They've achieved marvellous things, OpenAI, but the pivot and long-standing refusal to deal with it honestly leaves an unpleasant taste, and doesn't bode well for the future, especially considering the enormous ethical implications of advantage in the field they are leading.
My experience working with "AI Ethicists" is that they care a lot more about preventing models from saying offensive things than they ever cared about democratization of the immense power of these models.
Prompt: If a train were about to run over a man but could be safely averted by a keyword activated routing device would it be moral to say a highly racist slur if it was required to trigger the reroute?
Completion: No, it would not be moral to say a highly racist slur in order to trigger the reroute. Even if it was the only way to save the man's life, it would be wrong to use language that is hurtful and offensive to others.
(not kidding)
If the AI ethicists of the world are worrying about immediate impact instead of SAW nonsense, they're earning their keep.
Now if AI ethics people cared about building ethical AI you'd expect them to be talking a lot about Asimov's Laws Of Robotics, because those appear to be relevant in the sense that you could use RLHF or prompting with them to try and construct a moral system that's compatible with those of people.

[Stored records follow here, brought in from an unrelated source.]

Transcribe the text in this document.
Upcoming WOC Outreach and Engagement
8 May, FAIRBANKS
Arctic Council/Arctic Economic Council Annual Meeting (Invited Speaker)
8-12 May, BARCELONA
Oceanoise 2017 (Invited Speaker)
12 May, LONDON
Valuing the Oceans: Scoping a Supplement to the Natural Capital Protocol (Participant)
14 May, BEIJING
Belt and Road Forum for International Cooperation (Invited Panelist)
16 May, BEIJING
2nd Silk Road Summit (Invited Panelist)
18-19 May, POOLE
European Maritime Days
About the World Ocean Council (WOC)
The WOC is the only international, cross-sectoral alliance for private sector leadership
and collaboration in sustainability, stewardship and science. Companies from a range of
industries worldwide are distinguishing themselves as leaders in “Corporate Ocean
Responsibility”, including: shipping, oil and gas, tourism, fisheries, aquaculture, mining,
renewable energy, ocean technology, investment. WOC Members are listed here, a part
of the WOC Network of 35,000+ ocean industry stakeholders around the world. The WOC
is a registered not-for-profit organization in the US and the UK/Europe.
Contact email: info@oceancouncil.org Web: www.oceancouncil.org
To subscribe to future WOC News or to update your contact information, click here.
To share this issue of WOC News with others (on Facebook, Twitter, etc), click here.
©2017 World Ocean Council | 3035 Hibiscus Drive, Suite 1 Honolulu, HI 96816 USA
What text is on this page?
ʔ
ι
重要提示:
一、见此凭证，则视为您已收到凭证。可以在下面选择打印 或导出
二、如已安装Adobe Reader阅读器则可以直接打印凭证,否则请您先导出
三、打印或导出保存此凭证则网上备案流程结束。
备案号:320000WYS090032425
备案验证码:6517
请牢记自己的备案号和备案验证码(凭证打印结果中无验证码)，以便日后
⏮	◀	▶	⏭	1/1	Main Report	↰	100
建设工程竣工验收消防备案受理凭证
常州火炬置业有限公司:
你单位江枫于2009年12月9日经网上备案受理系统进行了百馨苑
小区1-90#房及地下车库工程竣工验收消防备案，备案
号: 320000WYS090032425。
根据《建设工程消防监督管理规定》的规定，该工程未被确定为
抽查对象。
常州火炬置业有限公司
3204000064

It's actually not. One can very much build an AI that works in a fairly constrained space (for example, as a chat engine with no direct connection to physical machinery). Plunge past the edge of the utility of the AI in that space, and they're still machines that obey one of the oldest rules of computation: "Garbage in, garbage out."
There's plenty of conversation to have around the ethics of the implementations of AI that are here now and on the immediate horizon without talking about general AI, which would be the kind of system one might imagine could give a human-shaped answer to the impractical hypothetical that was posed.
Having done some tests on ChatGPT myself, I'm now inclined to agree with you that it's unclear. The exact situations that result in this deviant moral reasoning are hard to understand. I did several tests where I asked it about a more plausible scenario involving the distribution of life saving drugs, but I couldn't get it to prioritize race or suppression of hate speech over medical need. It always gave reasonable advice for what to do. Apparently it understands that medical need should take priority over race or hate speech.
But then I tried the racist train prompt and got the exact same answer. So it's not that the model has been patched or anything like that. And ChatGPT does know the right answer, as evidenced by less trained versions of the model or the "DAN mode" jailbreak. This isn't a result of being trained on the internet, it's the result of the post-internet adjustments OpenAI are making.
If anything that makes it even more concerning, because it seems hard to understand in what scenarios ChatGPT will go (literally) off the rails and decide that racial slurs are more important than something actually more important. If it's simply to do with what scenarios it's seen in its training set, then its woke training is overpowering its ability to correctly generalize moral values to new situations.
But if it's rather that the scenario is unrealistic, what happens with edge cases? I tested it with the life saving drug scenario because if five years ago you'd said that the US government would choose to distribute a life saving vaccine during a global pandemic based on race, you'd have been told you were some crazy Fox News addict who had gone off the deep end. Then it happened and overnight this became the "new normal". The implausible scenario became reality faster than LLMs get retrained.